In conclusion, high risk postpartum women should be screened for PPT and individuals with both subclinical and overt PPT should be followed for long durations. Timely diagnosis of the disease and appropriate clinical management and follow-up are vital and improve the quality of life of both mothers and their infants.

Postpartum thyrotoxicosis

Hyperthyroidism occurs more frequently during the postpartum period than at any other time in women. The incidence of postpartum GD is 0.2% (28), whereas that of hyperthyroidism due to postpartum thyroidits is 10–20 times more than GD in other periods of a woman’s life (9,45).

Pathophysiology

The immune suppression present during pregnancy is lost after delivery; however, its return to normal following a period of exacerbation of autoimmunity occurs between 3–12 months postpartum and can cause the onset, relapse or exacerbation of autoimmune thyroid diseases (44-46). Therefore, women with a history of GD, in particular those with hyperthyroidism in the first trimester of pregnancy are more likely to have a relapse or exacerbation of symptoms of hyperthyroidism.

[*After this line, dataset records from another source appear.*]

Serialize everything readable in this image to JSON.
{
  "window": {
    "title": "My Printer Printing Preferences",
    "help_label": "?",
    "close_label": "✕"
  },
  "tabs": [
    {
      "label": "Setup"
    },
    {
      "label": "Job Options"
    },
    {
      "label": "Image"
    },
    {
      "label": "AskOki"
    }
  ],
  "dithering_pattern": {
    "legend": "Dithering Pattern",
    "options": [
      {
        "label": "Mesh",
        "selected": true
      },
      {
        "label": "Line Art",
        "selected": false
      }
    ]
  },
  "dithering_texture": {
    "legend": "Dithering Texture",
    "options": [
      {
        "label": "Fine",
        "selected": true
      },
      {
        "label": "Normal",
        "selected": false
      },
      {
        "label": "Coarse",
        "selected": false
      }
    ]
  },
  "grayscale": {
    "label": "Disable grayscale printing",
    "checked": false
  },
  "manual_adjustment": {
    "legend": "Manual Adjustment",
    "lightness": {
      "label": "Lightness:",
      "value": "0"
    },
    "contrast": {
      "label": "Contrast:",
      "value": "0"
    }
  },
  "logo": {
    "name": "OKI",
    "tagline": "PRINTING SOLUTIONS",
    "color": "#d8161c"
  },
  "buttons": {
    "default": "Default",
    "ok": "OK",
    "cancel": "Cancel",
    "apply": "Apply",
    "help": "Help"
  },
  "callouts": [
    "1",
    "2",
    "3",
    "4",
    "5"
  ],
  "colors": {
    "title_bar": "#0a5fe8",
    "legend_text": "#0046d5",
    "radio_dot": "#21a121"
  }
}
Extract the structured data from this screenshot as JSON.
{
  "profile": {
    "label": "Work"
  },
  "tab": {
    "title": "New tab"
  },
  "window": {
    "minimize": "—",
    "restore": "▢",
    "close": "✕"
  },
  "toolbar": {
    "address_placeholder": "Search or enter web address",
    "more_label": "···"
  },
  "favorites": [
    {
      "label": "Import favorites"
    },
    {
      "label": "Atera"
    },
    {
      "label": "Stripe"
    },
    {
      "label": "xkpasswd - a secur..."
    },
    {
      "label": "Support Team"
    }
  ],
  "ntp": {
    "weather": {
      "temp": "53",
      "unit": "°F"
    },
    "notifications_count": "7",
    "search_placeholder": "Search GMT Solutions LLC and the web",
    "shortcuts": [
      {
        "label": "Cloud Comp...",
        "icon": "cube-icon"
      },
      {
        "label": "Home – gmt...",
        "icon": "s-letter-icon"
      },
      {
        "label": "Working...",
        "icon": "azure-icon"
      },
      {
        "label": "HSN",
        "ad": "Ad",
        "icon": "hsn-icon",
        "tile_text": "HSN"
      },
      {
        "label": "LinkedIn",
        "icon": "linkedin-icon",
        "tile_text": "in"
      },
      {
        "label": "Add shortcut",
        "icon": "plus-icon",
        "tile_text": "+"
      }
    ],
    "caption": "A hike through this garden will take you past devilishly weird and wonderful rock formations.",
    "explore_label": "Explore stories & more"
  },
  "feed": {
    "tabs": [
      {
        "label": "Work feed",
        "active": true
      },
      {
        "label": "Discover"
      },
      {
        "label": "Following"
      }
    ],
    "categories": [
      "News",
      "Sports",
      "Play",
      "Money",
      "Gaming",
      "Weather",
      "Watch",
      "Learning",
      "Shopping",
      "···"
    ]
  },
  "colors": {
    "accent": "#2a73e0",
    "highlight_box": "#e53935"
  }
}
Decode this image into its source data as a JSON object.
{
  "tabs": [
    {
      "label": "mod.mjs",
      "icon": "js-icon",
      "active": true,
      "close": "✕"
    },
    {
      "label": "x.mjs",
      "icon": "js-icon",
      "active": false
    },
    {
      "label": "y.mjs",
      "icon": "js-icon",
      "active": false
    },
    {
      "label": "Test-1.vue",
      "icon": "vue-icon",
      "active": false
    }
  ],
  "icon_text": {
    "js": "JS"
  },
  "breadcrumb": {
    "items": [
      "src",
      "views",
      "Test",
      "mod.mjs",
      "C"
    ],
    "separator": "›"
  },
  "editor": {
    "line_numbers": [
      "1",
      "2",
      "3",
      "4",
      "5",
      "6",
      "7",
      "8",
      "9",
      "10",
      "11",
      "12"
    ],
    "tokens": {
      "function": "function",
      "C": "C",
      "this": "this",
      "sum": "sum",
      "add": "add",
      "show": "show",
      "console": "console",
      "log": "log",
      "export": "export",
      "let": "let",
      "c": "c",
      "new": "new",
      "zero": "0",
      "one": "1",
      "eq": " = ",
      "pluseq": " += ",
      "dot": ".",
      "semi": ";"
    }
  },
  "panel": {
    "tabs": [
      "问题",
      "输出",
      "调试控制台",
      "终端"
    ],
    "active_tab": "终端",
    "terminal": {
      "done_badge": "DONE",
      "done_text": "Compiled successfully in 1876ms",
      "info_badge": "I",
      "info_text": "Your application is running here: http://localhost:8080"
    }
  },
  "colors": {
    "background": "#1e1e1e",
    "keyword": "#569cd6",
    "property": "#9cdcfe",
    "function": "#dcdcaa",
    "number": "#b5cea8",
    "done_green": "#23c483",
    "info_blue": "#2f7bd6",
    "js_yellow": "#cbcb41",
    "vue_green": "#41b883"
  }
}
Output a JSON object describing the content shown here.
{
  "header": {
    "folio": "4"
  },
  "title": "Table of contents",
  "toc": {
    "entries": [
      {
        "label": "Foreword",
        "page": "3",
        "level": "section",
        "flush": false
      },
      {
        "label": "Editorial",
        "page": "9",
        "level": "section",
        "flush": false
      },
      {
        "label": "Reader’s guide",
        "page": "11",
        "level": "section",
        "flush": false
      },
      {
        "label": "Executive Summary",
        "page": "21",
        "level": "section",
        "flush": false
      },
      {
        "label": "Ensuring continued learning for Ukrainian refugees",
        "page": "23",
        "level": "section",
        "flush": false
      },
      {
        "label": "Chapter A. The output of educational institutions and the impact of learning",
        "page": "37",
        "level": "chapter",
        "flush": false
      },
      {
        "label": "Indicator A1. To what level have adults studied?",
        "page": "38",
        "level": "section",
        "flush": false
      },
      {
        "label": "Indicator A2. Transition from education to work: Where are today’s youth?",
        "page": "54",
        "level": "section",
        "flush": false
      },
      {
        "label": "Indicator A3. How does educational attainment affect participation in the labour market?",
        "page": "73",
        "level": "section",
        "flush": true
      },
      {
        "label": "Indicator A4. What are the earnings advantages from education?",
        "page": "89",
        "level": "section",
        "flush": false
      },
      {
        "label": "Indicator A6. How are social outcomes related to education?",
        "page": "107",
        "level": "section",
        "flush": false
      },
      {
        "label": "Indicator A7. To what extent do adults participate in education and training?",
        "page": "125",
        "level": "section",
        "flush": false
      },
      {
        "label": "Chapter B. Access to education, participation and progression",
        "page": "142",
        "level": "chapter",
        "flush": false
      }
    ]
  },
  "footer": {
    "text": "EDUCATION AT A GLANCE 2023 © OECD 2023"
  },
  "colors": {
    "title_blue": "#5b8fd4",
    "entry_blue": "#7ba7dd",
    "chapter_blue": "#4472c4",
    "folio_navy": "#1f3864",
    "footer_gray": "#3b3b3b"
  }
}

In GD, TSH receptor antibodies (TRAb) stimulate thyroid hormone production and secretion by binding to TSH receptors of thyroid cells. Like other autoimmune reactions, the TRAb effect is also suppressed during pregnancy, which explains the improvement or remission of hyperthyroidism in some patients in the third trimester of pregnancy. However, this autoimmune suppression ends a few weeks after delivery when the serum concentration of TRAb may increase, leading to stimulation of thyroid function.

One of the features of this disease is hyperthyroidism which may occur in isolation, or most often prior to a period of hypothyroidism (1). Destruction of thyroid cells by lymphocytes may cause an initial release of thyroid hormones, followed by a transient or permanent fall in hormone synthesis and release (47). Increase in serum thyroid proximate antibodies (TPOAb) is also detectable in GD.

Clinical presentation

There might be some difficulty in differentiating symptoms of hyperthyroidism from the normal puerperium experience. Excessive fatigue, feeling sleepiness and manic behavior may be reported by hyperthyroid women during the postpartum period. Fatigue and mood disturbance may simulate a clinical picture of PPD (48). Other symptoms of hyperthyroidism such as irritability and palpitation, heat intolerance, increased sweating and mood swings may be present in some women with postpartum hyperthyroidism, although they overlap with normal postpartum symptoms (49).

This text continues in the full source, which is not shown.